蘇梁館は江戸時代から明治時代にかけて北前船(きたまえぶね)での最大勢力であった久保彦兵衛家の邸宅を、平成15年(2003)に大聖寺へ移築したのものである。北前船とは、いわゆる買積み廻船のことであり、船主が買い取った商品を販売することで利益を上げる廻船のことである。枯山水は平成14年(2002)に作庭された。
まずは「波濤の庭」。波濤(はとう)とは大波のことであり、巨石を波に見立てている。
正面から「波濤の庭」を眺めると、大波が表現されているように見えてくるのが不思議である。

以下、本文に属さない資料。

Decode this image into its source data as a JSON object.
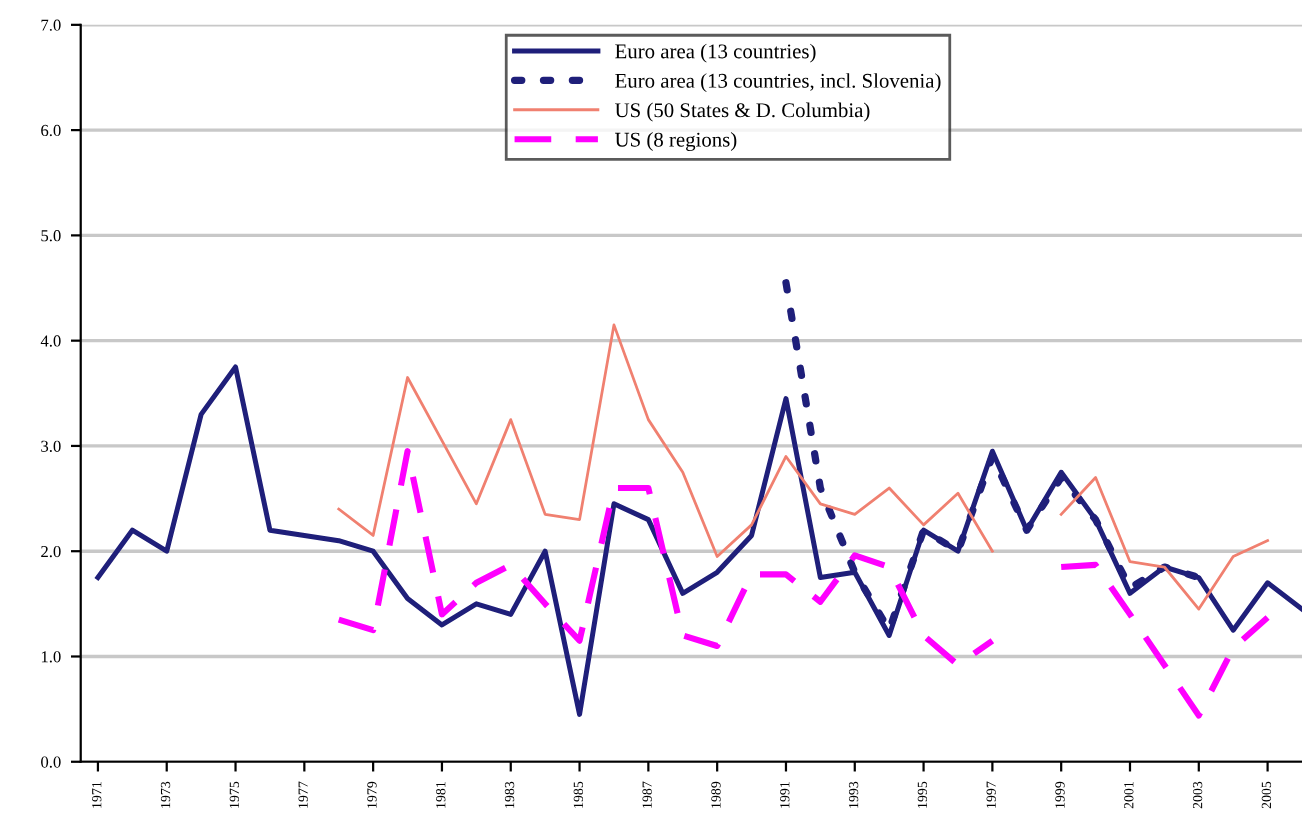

続いて「船石の庭」へ。「船石の庭」は日本海を航海する5船の北前船を表現している。北前船とは、いわゆる買積み廻船のことであり、船主が買い取った商品を販売することで利益を上げる廻船のことである。
刈り込み沿いに、いくつかの舟石を据えている。
こちらも舟石だろう。日本庭園での舟石とは、不老不死の妙薬があるとされる蓬莱山へ向かう、もしくは戻ってくる舟をイメージしており、長寿を願いを込めて造られていることが多い。ただ蘇梁館の歴史から考えると、このようなことを意図して造った枯山水ではないだろう。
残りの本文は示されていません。